How prove this $\sqrt[5]{1782+\sqrt[3]{35+15\sqrt{6}}+\cdots}$ is positive integer numbers.

Denotes $t=\sqrt[3]{15 \sqrt{6}+35}+\sqrt[3]{35-15 \sqrt{6}},$ then $t^3+15 t-70=0.$

$\sqrt[5]{1782+405\sqrt[3]{35+15\sqrt{6}}+405\sqrt[3]{35-15\sqrt{6}}}-\sqrt[3]{35+15\sqrt{6}}-\sqrt[3]{35-15\sqrt{6}}$

$=\sqrt[5]{1782+405t}-t$

Since $(t+2)^5-(1782+405t)=(t+5)^2 \left(t^3+15 t-70\right)=0$, we get $\sqrt[5]{1782+405t}-t=2.$

This isn't a complete answer, but I think it might be enough for you to go on:

Note that $x=-3$ is a root of the polynomial.
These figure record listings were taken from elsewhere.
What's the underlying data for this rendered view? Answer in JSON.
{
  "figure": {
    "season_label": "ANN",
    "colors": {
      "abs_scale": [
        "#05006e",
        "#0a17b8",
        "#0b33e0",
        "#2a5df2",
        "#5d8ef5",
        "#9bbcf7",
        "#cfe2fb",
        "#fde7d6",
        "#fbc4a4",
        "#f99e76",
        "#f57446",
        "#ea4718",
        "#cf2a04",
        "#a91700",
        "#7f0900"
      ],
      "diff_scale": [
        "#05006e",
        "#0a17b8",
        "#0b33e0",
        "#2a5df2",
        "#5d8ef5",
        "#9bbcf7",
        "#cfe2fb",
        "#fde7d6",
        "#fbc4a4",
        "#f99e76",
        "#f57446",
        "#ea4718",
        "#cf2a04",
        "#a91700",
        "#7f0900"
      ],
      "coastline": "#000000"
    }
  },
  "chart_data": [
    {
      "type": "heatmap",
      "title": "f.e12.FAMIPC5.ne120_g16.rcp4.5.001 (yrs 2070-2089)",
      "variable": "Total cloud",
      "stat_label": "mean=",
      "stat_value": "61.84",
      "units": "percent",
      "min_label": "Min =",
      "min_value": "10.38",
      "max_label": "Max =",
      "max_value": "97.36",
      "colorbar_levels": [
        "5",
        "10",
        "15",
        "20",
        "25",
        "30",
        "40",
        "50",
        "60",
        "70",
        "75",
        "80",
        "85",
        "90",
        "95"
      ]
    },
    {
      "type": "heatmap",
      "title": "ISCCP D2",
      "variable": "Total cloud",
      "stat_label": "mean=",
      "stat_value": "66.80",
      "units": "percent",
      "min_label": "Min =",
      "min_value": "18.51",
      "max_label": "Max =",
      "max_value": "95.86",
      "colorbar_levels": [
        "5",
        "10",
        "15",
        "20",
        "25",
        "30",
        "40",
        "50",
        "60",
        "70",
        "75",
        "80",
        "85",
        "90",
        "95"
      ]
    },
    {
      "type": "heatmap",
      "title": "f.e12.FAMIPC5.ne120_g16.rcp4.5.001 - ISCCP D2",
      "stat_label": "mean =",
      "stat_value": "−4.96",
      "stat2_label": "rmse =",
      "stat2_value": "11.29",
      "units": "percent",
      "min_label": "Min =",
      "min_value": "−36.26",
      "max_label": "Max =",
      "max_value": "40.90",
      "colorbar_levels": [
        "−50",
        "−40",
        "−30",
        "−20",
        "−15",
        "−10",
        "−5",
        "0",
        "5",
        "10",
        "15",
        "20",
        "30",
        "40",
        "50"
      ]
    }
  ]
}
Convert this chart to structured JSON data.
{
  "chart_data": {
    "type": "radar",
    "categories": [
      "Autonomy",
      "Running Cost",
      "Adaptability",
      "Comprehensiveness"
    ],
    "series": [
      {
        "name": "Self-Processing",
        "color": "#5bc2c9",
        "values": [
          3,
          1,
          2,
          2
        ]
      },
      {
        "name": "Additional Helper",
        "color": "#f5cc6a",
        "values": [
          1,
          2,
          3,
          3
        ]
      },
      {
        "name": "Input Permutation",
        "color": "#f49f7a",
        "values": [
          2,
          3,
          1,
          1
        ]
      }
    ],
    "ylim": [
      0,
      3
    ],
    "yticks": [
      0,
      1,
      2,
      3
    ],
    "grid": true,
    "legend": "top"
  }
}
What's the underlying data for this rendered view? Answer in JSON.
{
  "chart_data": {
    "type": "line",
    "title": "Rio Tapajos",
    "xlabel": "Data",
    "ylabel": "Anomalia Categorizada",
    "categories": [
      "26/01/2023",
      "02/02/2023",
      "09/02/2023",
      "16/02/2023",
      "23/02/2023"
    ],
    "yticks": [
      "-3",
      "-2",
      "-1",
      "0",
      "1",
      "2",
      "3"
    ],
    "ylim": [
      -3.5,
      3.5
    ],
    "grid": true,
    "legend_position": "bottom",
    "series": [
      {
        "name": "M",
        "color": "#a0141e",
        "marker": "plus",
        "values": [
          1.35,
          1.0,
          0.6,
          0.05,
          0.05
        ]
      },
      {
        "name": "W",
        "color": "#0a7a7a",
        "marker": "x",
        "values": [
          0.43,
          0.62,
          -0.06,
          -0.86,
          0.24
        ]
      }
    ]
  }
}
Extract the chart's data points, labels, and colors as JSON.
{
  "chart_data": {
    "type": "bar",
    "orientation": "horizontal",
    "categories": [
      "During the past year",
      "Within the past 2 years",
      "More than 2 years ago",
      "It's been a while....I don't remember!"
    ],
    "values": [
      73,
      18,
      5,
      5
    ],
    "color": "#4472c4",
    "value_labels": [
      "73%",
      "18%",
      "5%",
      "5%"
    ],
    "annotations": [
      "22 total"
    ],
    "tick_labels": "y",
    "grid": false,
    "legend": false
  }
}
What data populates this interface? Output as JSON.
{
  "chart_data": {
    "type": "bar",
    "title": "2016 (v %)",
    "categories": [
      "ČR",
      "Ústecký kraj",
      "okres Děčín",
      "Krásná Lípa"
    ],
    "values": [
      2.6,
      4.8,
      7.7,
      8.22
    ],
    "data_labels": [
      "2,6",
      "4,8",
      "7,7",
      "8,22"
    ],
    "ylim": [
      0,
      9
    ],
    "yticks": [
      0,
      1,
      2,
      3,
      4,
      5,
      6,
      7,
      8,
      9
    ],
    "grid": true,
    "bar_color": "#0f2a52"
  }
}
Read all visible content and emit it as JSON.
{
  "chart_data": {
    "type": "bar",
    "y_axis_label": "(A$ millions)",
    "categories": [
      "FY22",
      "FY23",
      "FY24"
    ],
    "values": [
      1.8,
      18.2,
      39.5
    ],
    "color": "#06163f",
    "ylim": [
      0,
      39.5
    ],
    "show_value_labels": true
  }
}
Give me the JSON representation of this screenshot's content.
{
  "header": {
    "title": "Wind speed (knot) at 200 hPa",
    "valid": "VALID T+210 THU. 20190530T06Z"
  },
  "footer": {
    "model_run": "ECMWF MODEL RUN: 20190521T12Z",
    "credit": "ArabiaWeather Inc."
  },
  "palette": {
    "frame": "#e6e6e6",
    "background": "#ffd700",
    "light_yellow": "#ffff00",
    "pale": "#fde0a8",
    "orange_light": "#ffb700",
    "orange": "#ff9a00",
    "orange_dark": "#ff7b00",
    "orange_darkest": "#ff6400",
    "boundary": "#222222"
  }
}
Therefore $x+3$ divides $x^5-405x-972$. Dividing yields $x^4-3x^3+9x^2-27x-324$. It turns out that $x=-3$ is a root of this quotient as well. Dividing again by $x+3$ yields $x^3-6x^2+27x-108$. The exact roots of the cubic can be found, and $\sqrt[3]{35\pm\sqrt{6}}$ appears in those roots.